Après avoir fait partir, fin janvier, quelque 600 migrants d'une zone de la "jungle" de Calais jouxtant la rocade portuaire et les habitations avoisinantes, les services de l'Etat ont annoncé, le 12 février, vouloir évacuer la moitié de la superficie du campement. Les autorités, rapporte l'AFP, ont pour objectif d'"arriver à 2 000 migrants" au total, "que plus personne ne dorme dehors", ce qui devrait passer, à terme, par le démantèlement de la totalité du bidonville, dans lequel vivent aujourd'hui environ 4 000 personnes.
Cette décision suscite de vives inquiétudes. Dans un courrier adressé jeudi 18 février au ministre de l'Intérieur, Bernard Cazeneuve, huit associations - ATD quart monde, le CCFD Terre solidaire, la Cimade, Emmaüs France, la FNARS, Médecins du monde, le Secours catholique et le Secours islamique France - expriment leur "profonde opposition à ce projet qui ne s'accompagne pas, à ce jour, de véritables solutions alternatives". La préfecture évoque les 1 500 places du centre d'accueil provisoire ouvert en janvier dans le campement, relèvent les signataires. Mais, estiment-ils, "s'il faut apprécier l'intervention directe de l'Etat dans ce dispositif, nous ne pouvons que constater qu'il est encore largement sous-dimensionné et que des améliorations en termes de respect de l'intimité des personnes et des conditions de vie sur le site sont fortement requises. Si disparaissent les lieux de vie existant à côté dans la 'jungle', il est fort probale que les exilés refuseront, pour beaucoup, d'accepter cet espace contraint".
Longue liste de dysfonctionnements
Autre solution aux yeux de la préfecture : les centres d'accueil et d'orientation (CAO), ouverts dans plusieurs régions pour mettre à l'abri les migrants installés dans la "jungle". "Les places disponibles comme la création de ces 'centres de répit' ont constitué une innovation intéressante. Mais leur mise en oeuvre se réalise dans une telle improvisation qu'ils ne sont pas en mesure, aujourd'hui, de répondre à leur objet", considèrent les associations.

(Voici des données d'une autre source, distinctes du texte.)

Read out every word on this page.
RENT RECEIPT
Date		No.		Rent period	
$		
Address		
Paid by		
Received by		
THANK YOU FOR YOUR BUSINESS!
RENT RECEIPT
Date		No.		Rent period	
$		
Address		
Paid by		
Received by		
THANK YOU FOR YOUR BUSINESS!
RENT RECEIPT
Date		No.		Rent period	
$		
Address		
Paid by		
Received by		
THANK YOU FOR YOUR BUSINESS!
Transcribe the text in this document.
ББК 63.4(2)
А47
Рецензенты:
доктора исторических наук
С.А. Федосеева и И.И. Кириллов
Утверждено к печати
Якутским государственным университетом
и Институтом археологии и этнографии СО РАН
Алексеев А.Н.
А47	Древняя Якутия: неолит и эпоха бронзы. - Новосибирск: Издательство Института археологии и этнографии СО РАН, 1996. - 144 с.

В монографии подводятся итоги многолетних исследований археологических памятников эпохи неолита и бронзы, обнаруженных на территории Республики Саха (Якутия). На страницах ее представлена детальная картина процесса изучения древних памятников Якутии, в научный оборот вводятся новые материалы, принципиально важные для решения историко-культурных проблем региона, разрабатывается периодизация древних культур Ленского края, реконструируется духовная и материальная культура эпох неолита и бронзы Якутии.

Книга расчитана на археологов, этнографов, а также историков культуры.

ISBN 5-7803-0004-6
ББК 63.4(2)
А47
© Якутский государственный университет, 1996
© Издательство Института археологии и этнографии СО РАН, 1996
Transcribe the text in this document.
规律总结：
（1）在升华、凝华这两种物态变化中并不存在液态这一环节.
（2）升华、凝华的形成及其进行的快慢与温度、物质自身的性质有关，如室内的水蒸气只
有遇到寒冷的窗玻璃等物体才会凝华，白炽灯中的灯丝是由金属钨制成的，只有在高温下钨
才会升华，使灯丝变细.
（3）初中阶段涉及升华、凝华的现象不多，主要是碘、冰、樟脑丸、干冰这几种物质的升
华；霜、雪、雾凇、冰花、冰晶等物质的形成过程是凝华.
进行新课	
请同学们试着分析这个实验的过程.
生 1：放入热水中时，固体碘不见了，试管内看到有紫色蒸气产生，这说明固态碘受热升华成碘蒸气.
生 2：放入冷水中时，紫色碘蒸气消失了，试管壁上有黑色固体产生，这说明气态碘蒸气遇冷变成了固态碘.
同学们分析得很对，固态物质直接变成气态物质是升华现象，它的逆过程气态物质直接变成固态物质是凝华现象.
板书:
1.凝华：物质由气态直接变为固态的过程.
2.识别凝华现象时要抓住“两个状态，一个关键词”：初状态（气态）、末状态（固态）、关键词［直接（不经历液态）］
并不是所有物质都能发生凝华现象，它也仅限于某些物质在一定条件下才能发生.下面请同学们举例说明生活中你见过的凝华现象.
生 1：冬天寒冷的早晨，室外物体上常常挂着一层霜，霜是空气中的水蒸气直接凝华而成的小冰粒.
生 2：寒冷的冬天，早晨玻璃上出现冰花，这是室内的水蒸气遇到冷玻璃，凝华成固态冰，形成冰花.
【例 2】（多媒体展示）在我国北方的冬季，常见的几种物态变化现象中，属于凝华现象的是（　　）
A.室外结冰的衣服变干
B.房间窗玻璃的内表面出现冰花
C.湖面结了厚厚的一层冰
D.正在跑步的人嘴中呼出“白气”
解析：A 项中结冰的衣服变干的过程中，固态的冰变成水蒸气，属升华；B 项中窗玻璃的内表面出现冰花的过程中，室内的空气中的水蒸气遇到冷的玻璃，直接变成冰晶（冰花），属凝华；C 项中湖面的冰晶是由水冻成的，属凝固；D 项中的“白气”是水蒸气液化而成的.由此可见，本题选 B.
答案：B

Lesquelles dressent une longue liste de dysfonctionnements : "Absence de comité de pilotage national, coordination locale entre services publics, élus locaux, opérateurs [et] associations tatônnante ou inexistante, absence d'évaluation sanitaire et sociale et non prise en compte des besoins des exilés avant leur orientation vers les CAO, manque d'information ou désinformation des exilés sur le fonctionnement des CAO créant des situations d'échec et de retours vers la lande, faible application de la possibilité d'admission vers l'Angleterre, orientation de mineurs isolés étrangers, etc". Au final, alors que ces structures devraient aussi permettre aux migrants de décider ou non d'une demande d'asile en France, "l'inorganisation actuelle et l'insuffisance des moyens déployés rendent illusoire la réalisation de cet objectif".
Projet "inacceptable"
Les huit associations demandent, par ailleurs, une "renégociation d'ensemble et transparente des conditions dans lesquelles la France et le Royaume Uni se répartissent l'accueil des exilés". Et regrettent que les services de l'Etat "n'ont pas fait le nécessaire pour prendre les mesures de recensement et d'examen des situations qui permettent la saisine des autorités britanniques afin que les exilés y ayant des proches puissent y accéder en utilisant les voies légales existantes". Les signataires soulignent que, après la décision du conseil d'Etat, en novembre dernier, enjoignant aux pouvoirs publics de mettre en œuvre des mesures sanitaires d'urgence pour améliorer les conditions de vie des migrants à Calais, les ordonnances rendues le 11 février par le tribunal administratif de Lille, saisi par cinq mineurs isolés étrangers, "ont montré à quel point les défaillances de l'Etat étaient manifestes, y compris pour les plus vulnérables".
Sans un accompagnement adapté et sans une amélioration quantitative et qualitative de l'accueil dans le centre d'accueil provisoire et des mesures pour permettre l'admission en Grande-Bretagne de tous ceux qui y ont des proches, "le démantèlement de la 'jungle' ne pourra produire que de nouvelles atteintes graves aux droits des personnes", concluent les associations, jugeant ce projet "inacceptable". Elles demandent donc au ministre de l'Intérieur de surseoir à l'évacuation prévue et indiquent qu'elles s'opposeront à cette dernière si elles n'étaient pas entendues.